Wandering and wondering in darkness..

Is it only me or is there anyone else who just start imagining sexual scenarios wherever there is darkness on the road??

In the dim lights gleaming from far away

Like the twinkling starlit night on the ground

I commence imagining scenarios ecstatic

By my side only you to be found,

And once a while

Stopping by the side of a lane

Giving in to, for a split second, our feelings insane

I urge your closeness closer than ever

Our nerves thumping with the rush of lust and love

Like we tasted each-other before this never

The moments of bliss like serendipity then follow

We fill our one soul so profound

Leaving nothing in us that is left hollow.

Real relationship standards.

If we can’t laugh out loud crazy, have sex like sex-addict rabbits, fight like kids in a street, play like siblings, give emotional support like parents for each-other, grow financially together like real team-players and get intimate like one soul in two bodies.. I don’t want a relationship.

I think and feel, we can.

Fuck all that extra shit like who gives attention all the time, who keeps blabbering only goody-good stuff, who can turn-on only, who can be a cheezy-breezy pleaser, who behaves well with people generally and who not..

I really don’t care how you behave with others. You may have your reasons for behaving that way. All I want to know is how you are going to behave with me and my family. I want to know about your dreams, aspirations and fears and I want to tell you each and everything about me.

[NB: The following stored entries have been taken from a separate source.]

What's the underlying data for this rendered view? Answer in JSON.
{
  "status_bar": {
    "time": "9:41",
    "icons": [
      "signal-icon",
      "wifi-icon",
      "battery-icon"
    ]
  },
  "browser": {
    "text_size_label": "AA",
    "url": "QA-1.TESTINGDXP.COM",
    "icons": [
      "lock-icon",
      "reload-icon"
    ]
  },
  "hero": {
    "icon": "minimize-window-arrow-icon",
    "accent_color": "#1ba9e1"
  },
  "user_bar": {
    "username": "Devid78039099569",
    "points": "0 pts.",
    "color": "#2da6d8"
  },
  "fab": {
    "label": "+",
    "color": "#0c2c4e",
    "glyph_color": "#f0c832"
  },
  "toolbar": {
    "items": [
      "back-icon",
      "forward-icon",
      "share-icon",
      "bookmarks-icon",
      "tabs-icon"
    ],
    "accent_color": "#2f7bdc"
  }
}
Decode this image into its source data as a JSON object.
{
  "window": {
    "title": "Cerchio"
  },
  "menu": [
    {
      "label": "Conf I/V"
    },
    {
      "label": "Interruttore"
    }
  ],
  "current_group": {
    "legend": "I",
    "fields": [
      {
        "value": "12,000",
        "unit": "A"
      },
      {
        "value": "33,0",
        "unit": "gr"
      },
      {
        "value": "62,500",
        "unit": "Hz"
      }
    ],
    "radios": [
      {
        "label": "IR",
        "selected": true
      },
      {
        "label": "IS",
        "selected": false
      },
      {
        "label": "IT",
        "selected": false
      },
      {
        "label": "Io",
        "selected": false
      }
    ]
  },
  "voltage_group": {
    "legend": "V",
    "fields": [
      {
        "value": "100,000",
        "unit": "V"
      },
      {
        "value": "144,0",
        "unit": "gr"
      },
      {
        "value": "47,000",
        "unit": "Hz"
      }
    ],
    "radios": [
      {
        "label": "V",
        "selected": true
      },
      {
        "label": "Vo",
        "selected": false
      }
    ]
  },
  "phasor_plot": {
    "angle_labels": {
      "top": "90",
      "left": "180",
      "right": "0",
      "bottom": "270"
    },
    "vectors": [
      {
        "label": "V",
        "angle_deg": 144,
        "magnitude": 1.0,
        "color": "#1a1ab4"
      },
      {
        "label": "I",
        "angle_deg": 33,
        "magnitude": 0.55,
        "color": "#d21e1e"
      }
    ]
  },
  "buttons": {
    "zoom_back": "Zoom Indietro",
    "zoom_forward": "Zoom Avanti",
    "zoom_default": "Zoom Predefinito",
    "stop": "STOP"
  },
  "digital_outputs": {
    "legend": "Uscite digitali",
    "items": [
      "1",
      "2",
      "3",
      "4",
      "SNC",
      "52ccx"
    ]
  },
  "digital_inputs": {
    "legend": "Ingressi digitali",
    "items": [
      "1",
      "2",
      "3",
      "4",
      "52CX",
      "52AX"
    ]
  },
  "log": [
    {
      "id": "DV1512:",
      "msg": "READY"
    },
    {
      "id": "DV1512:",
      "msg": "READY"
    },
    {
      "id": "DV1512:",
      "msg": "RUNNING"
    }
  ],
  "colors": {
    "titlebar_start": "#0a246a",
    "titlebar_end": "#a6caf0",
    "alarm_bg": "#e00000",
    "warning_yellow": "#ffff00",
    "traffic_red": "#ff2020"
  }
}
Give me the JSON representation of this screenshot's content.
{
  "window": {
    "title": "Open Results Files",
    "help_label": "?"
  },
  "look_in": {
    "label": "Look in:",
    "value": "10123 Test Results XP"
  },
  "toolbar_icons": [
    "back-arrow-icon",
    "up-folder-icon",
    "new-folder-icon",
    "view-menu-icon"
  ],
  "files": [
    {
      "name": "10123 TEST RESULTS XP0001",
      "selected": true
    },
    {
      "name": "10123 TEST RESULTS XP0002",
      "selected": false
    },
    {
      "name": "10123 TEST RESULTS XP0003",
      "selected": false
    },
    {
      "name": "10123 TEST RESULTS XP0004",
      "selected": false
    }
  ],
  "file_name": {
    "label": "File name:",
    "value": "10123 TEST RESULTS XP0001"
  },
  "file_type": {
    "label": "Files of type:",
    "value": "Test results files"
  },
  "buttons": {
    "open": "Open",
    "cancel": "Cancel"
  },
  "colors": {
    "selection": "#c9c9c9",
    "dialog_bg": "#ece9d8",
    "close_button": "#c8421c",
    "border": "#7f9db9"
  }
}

Change of healing heart. ❤

I had the need to heal somebody, so I used to choose someone as a partner who needed immense healing; and now I get it that actually I needed that healing for myself.

So now, I can share any kind of emotion, good n bad, but I really don’t need another Healing Project.

I want a Partner. I want true Love. I want forever friendship and love, both in one person.

Love Passion Lust..

It seems like you have cast a spell on me,

How can I not stop thinking of you even for a second??

The flow of my blood

Singing some feelings for you

Thumping in my heart

So hard

So loud

What the f I am craving for

Confessing that I am not so proud.

🙂

I am patient enough for anything

Or a kiss,

Now,

Until he is mine,

I am not his.

Ainaa..❤

“There is no he and she,

There is only you and me”

I said

holding the mirror.

Agony of love.

“Is it my gut feeling

Or am I paranoid??”

My mind asked..

“Whatever it is,

you are just afraid to lose him,

bit by bit,

the fear eating you from the inside,

more and more,

without any cure..”

My heart replied.

💫

I wish

it could be as beautiful in real

as I see it in my dreams..

Mind gripped..

That one tip tracing my every nerve

Pushing me closer to the heaven

Leaving a trail

Making a map,

Of his desire

Over my flushed skin

And ruling my mind

Leaving between us

no gap..

Heart to heart.

I hope you understand me by listening to your inner voice

Like I did for you

Without paying any heed to any outer noise.